В 8.30 вечера у нас было намечено собрание по поводу круглого стола, который должен был состояться на следующий день и который должны были транслировать по двум телевизионным каналам. В нем должны были участвовать журналисты, боксеры и тренеры, только что прибывшие из Техаса. Нас было 10 или 12 человек, все мы стояли в приемной. В нескольких шагах от себя я увидел Кристиана. Я посмотрел на него вопросительно. Он улыбался. Подхожу к нему, и он тихо говорит мне: "Паласиос прилетел в четверг, у него все документы". Удивительно!

Воскресенье, 29 августа, 3.50 дня: завершился круглый стол по Хьюстону. Только после этого мы смогли заняться Паласиосом. В 5 часов собрание во Дворце Революции. В течение 9 часов мы анализировали с участниками этой истории взрывоопасные материалы, которые были у нас на руках.

Понедельник, 30 августа. Отправляем послание с благодарностью иберийским лабораториям. Мы заняты очень важным делом и не можем выразиться более ясно, поскольку возможна полемика, и неразумно предоставлять информацию противнику, который, возможно, отчаянно жаждет получить ее в данный момент. Мы не можем играть в открытую или пускать в ход все свои резервы. Также не будем рассекречивать коды. Есть флаконы с 75 кубическими сантиметрами мочи, которые в настоящий момент стоят больше тонны золота. Кроме того, у нас есть запас. Члены нашей сборной по тяжелой атлетике - сильные, здоровые, морально безупречные спортсмены могут дать сколько угодно проб на анализы, если обстоятельства этого потребуют.

Если бы нандролон, мнимое присутствие которого использовали в качестве предлога для того, чтобы отнять у нас медали, был введен за несколько недель или даже месяцев до участия в Панамериканских играх, то он до сих пор присутствовал бы в организме этих спортсменов, что дает более чем достаточно времени для проведения любого количества анализов.

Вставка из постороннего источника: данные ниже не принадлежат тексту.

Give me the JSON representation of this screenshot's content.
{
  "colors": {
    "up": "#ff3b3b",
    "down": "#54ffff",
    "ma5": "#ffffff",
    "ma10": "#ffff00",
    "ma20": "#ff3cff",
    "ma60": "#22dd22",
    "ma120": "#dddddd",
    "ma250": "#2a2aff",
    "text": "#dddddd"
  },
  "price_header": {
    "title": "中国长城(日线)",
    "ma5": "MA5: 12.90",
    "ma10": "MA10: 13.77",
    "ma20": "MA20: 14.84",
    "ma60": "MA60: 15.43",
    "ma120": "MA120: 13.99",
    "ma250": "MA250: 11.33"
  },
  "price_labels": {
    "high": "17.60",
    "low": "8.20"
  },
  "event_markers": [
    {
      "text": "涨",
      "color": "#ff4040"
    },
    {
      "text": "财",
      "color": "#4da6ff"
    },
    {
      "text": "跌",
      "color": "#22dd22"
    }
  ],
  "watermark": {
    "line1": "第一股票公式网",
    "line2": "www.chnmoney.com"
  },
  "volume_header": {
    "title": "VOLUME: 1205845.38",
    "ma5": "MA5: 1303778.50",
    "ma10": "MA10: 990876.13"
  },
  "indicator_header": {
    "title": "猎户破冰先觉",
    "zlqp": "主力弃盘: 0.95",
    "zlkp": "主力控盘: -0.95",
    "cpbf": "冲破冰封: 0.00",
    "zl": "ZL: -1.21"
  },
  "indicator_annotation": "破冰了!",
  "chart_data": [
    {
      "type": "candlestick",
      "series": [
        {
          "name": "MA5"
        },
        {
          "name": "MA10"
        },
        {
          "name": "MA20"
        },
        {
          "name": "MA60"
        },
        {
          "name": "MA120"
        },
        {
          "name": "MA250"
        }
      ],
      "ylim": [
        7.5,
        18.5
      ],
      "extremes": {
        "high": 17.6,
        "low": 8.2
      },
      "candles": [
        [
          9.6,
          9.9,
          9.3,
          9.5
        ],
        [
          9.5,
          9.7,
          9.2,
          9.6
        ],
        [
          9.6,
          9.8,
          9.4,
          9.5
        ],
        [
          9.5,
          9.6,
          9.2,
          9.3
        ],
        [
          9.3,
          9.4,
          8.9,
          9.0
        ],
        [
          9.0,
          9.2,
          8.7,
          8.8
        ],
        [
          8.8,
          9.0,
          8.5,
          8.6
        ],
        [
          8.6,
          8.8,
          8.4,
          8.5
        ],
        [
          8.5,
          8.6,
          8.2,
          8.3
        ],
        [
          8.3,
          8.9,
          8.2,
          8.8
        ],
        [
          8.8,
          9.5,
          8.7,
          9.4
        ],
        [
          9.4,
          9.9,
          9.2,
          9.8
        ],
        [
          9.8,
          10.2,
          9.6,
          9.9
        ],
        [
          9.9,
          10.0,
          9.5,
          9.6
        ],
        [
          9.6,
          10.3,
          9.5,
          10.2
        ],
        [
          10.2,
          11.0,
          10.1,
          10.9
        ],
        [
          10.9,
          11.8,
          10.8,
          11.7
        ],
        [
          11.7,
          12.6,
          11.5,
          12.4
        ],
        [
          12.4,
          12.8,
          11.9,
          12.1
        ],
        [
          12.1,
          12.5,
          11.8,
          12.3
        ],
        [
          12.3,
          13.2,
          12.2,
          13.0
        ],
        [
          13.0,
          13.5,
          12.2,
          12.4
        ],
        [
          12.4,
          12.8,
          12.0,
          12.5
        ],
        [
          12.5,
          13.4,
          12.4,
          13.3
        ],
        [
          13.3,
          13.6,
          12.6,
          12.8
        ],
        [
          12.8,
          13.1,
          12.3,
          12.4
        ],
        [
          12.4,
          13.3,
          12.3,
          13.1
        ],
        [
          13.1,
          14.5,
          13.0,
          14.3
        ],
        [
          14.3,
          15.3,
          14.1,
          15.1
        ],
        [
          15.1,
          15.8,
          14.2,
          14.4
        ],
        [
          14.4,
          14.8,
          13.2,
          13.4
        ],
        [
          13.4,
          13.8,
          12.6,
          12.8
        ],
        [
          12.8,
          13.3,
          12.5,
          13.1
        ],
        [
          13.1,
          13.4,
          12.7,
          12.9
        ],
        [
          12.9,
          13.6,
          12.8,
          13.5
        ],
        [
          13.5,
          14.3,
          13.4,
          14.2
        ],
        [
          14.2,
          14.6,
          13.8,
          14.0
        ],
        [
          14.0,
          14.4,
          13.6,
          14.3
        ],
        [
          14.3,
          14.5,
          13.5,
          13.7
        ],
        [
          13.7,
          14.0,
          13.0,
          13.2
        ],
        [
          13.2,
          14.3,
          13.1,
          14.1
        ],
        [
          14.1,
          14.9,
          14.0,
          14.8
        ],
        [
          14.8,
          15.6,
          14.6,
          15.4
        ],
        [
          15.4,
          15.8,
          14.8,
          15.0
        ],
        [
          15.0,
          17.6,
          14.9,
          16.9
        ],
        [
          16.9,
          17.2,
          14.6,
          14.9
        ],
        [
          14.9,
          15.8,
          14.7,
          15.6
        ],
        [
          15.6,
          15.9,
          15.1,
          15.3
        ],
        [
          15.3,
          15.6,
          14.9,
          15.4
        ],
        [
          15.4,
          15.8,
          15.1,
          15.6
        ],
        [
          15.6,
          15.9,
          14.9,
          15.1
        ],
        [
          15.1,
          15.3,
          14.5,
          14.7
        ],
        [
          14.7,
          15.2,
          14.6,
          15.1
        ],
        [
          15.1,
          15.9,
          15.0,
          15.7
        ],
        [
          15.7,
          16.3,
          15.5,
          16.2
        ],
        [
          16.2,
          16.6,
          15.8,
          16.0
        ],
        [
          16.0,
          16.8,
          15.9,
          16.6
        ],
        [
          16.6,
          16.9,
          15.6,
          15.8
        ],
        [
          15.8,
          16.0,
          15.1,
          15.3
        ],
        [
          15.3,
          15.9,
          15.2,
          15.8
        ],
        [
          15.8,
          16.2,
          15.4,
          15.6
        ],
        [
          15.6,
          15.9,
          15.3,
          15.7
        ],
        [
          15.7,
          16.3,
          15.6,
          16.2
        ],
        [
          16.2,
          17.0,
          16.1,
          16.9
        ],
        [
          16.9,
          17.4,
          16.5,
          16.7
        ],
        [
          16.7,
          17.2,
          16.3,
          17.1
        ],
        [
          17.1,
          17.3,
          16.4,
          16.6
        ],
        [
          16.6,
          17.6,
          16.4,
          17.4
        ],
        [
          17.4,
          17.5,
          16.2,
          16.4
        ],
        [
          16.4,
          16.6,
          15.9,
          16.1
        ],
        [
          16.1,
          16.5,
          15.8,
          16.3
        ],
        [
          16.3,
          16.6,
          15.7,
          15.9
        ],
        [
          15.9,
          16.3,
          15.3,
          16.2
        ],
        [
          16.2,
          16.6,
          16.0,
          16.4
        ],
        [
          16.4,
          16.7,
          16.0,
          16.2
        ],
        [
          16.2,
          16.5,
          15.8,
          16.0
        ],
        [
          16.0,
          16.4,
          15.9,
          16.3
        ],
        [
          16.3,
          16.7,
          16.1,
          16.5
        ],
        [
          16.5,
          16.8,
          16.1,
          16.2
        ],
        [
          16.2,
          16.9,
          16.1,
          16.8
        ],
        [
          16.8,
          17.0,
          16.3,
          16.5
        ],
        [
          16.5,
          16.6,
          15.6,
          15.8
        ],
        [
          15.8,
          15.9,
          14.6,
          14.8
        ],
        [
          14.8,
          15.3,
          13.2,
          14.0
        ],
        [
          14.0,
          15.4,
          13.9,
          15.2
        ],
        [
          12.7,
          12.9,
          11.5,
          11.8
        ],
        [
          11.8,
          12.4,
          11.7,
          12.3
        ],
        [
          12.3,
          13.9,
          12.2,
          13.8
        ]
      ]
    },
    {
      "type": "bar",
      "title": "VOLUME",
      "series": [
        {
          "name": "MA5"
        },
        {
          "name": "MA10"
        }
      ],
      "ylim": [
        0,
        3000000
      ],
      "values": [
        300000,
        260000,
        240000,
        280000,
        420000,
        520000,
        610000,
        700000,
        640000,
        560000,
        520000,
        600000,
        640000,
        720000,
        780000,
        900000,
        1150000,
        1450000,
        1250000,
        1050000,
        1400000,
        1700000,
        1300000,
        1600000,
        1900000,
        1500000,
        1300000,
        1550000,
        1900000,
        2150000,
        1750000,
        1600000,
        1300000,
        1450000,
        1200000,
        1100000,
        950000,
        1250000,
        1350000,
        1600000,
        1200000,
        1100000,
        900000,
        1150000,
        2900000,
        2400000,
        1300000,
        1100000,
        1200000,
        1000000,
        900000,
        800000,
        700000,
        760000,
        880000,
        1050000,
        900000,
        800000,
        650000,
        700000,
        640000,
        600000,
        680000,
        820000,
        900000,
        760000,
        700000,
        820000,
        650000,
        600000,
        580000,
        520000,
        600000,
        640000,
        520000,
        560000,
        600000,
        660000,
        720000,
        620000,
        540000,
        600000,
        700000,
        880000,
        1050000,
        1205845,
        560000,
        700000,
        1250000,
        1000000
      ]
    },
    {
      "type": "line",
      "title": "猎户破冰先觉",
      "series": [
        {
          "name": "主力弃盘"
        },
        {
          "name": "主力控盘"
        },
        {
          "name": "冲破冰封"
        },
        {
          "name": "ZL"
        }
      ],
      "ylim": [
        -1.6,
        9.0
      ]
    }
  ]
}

В тот вечер, когда раскрылась тайна исчезновения Паласиоса, по улыбке Кристиана я догадался, что произошло: речь шла о результатах анализов мадридской лаборатории, которые Паласиос привез в своем портфеле с документами, с которым он спал два дня, когда никто не знал, в какой точке земного шара он находится. С его стороны было жестокостью на 48 часов оттягивать развязку столь тревожного и напряженного ожидания. Все результаты были отрицательные. В 20 пробах, проанализированных тремя лабораториями, не было выявлено ни одного случая присутствия нандролона или его метаболитов, ни один из членов команды по тяжелой атлетике не принимал стимулирующих средств. Все это было колоссальной ложью, позорным и гнусным обманом, преступной кражей заслуг, достигнутых благодаря самоотверженности, упорству, полной отдачи себя спорту, самопожертвованию.

То, что казалось невероятным, невозможным, мечтой, чудом, стало явью. Поэтому в воскресенье, после круглого стола, я объявил, что будут новости, представляющие особый интерес.

Говоря спортивными терминами, в бейсболе это означало бы no hit, no run, а в боксе - отмечалось бы полное совпадение по очкам, все судьи проголосовали в нашу пользу. Победитель в красном углу - Куба, счет: двадцать-ноль.

Мы знаем, с какой стороны они попытаются атаковать, но мы спокойны, потому что все позиции заняты.

Осталось лишь назвать окончательные требования, сжатые и краткие, но это позже. Сейчас предоставляю слово тем, у кого также имеются неоспоримые свидетельства, более важные, чем биохимические анализы, и кто дополнит сказанное здесь.